Adrian Antunović

Personal information
- Date of birth: 24 April 1989 (age 37)
- Place of birth: Jajce, SR Bosnia and Herzegovina, SFR Yugoslavia
- Height: 1.80 m (5 ft 11 in)
- Position: Midfielder

Youth career
- 1996–2007: Union Berlin

Senior career*
- Years: Team / Apps / (Gls)
- 2007–2011: Union Berlin II / 10 / (3)
- 2007–2011: Union Berlin / 4 / (0)
- 2011–2012: Lokomotiva Zagreb / 2 / (0)
- 2012–2015: Viktoria Berlin
- 2015–2017: VSG Altglienicke

International career
- 2007–2008: Croatia U19 / 8 / (2)

= Adrian Antunović =

Croatian footballer

Adrian Antunović (born 24 April 1989) is a Croatian former professional footballer who played as a midfielder.

==Club career==
Antunović began his career in 1996 with Union Berlin and was on 20 June 2007 promoted to the Regionalliga Nordost team.
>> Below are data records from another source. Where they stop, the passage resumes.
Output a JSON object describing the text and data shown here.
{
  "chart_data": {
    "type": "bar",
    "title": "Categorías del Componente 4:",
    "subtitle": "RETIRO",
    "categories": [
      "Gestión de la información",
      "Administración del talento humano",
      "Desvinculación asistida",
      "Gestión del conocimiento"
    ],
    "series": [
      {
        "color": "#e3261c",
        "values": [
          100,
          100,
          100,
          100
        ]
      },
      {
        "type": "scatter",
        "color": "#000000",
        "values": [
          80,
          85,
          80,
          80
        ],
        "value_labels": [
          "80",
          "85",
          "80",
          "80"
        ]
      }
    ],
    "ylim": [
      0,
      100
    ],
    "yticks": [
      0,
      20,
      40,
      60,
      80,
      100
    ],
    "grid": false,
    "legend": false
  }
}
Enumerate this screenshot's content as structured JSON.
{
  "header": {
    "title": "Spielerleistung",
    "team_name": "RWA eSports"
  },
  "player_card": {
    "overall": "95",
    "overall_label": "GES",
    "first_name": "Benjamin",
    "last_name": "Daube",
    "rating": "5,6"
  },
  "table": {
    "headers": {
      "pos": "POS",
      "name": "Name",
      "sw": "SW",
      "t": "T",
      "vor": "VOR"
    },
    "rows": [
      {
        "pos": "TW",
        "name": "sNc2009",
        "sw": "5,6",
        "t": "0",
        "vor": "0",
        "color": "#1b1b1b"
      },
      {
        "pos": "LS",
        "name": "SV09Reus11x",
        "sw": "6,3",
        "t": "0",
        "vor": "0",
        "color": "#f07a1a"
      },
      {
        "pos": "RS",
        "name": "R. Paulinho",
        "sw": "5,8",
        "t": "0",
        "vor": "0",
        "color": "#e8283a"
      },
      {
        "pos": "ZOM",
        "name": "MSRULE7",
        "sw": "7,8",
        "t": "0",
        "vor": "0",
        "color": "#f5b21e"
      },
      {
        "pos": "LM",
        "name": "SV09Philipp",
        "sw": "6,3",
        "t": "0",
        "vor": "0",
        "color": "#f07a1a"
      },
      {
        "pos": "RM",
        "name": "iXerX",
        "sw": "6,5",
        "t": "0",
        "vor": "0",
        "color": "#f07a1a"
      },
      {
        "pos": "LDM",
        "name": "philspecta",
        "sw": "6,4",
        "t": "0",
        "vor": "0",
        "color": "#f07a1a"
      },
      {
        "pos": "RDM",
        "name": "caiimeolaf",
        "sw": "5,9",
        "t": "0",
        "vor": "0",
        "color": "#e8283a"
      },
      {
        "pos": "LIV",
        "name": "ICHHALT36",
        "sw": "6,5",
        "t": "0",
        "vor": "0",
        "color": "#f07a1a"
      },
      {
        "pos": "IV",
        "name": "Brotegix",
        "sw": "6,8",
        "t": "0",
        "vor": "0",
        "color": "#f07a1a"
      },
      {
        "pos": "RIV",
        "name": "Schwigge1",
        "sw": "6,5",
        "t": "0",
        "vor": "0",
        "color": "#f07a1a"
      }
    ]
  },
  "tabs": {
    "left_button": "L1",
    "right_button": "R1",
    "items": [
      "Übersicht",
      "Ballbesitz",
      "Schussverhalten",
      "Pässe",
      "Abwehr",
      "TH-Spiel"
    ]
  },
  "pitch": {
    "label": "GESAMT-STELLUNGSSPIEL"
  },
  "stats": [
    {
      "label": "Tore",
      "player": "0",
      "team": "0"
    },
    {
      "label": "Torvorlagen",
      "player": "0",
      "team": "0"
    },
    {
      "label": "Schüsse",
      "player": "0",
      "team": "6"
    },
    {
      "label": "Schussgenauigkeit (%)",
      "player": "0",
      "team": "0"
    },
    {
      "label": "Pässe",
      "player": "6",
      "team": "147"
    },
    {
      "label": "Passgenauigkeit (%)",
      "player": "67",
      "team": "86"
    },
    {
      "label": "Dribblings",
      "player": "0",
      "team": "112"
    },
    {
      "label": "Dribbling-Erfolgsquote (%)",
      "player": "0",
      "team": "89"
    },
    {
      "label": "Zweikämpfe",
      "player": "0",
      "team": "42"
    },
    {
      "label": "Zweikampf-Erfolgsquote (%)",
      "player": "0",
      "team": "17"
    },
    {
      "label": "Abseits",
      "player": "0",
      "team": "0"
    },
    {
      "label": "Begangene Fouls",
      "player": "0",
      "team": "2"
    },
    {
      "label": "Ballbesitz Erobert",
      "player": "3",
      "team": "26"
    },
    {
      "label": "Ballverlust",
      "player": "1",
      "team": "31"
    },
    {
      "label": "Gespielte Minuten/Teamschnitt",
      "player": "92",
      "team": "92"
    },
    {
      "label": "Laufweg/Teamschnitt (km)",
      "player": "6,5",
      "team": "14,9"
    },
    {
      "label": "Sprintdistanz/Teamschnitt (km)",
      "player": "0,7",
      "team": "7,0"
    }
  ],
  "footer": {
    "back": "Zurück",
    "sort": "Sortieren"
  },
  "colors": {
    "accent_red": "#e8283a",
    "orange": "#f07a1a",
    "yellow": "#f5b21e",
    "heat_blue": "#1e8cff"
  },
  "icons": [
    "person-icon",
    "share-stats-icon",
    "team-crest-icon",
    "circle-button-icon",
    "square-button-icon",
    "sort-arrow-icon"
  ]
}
He made his debut for Union Berlin in the 3. Liga against Bayern Munich II and played 29 minutes.

==Personal life==
Antunović was born in Jajce to Croatian parents, just before the breakup of Yugoslavia and the war. His parents and two aunts were killed on 24 December 2006 in Croatia.